Much like the Morris Lessmore story in Fantastic Flying Books and its nod to silent cinema, it’s clear where the inspiration for the world we’ve been sucked into comes from. Numberlys feels like it’s set in Thirties New York, with this atmosphere resonating to such an extent that you’ll expect to see King Kong or Superman appear at any moment. There is a deliberate distortion in some of the black and white scenes that creates the impression you’re watching an old Pathe newsreel, and it instantly draws you in. The central characters are a big draw, too. Appearing in all shapes and sizes, they quickly become endearing, even before the app becomes interactive, and you must help them in their quest.
Numberlys has been designed to wow youngsters, but there is enough magic here to keep any watching parent entertained throughout the journey. The use of a narrator with a comical accent and highly pitched tones of the main characters emphasise the young age of the target fanbase, and anyone with any prior experience of Moonbot apps will know that listening is just as important as seeing when it comes to its apps. In this sense, the musical score serves almost as its own character – whether via the factory horns or the gloop dispenser, the sounds and music on display in Numberlys immediately takes it to a separate level to many other apps out there. This feels as if it has been painstakingly designed from the ground up, with the audio development taking place alongside everything else, and not merely as an afterthought.

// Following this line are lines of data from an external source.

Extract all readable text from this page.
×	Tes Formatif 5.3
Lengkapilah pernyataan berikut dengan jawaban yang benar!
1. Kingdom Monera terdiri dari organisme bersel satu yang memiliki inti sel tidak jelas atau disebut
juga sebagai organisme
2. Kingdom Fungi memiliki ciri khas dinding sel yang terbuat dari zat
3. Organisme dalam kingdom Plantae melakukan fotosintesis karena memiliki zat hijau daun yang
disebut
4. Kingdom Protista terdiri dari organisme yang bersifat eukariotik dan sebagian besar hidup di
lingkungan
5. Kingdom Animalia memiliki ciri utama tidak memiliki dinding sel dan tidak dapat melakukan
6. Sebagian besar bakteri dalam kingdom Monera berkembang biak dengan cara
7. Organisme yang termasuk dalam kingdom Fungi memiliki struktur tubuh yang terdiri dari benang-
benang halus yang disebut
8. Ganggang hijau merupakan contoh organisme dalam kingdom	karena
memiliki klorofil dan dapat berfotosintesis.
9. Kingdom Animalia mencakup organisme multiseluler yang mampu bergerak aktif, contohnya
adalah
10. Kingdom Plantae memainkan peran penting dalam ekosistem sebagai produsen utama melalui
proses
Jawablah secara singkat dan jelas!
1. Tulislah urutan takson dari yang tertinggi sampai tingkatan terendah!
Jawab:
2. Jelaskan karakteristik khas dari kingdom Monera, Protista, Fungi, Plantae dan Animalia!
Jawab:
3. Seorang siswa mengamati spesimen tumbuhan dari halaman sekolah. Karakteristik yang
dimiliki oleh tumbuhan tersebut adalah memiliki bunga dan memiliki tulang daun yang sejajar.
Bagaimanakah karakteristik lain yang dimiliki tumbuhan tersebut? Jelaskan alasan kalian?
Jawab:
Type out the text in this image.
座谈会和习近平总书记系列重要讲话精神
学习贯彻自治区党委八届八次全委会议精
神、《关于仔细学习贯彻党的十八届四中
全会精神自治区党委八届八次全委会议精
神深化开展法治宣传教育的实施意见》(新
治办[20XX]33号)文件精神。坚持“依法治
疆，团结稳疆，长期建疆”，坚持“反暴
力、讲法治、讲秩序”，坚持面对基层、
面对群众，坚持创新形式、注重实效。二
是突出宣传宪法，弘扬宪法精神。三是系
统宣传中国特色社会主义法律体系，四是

After the initial cut scene, the interactive nature of the app begins in earnest, as you try out different parts of the number factory for yourself before the letter building begins. The process of creating letters is down to you, as is your work in a series of interactive games to manipulate numbers and reshape them. The user then shoots, bounces and stretches their way through the alphabet in a variety of interactive games and challenges.
One of the only issues we have with this app is the lack of diversity when it comes to these mini games. For example, you will bounce and split letters more than once, as well as stretch or shoot them, and the feeling of repetition does start to enter your head as you get towards the back end of the story.
The other nagging issue is the length of the story, and while it is great to get such content for the price, you might find yourself checking your watch once or twice when you realise you’re only at the letter ‘R’. Our worry is that some kids might not be able to hold out for the full 26 letters, no matter how good the story is.
Questions over the overall enjoyment of the app do eventually start to creep in, but thankfully the story’s finale, which we won’t spoil, did reassure us hugely.
In short, Numberlys has all the charm and storytelling nostalgia that is becoming Moonbot’s calling card, and keeps up the incredibly high standards that it has set for the app market.
One or two little issues are the only things that stop Numberlys from being perfect.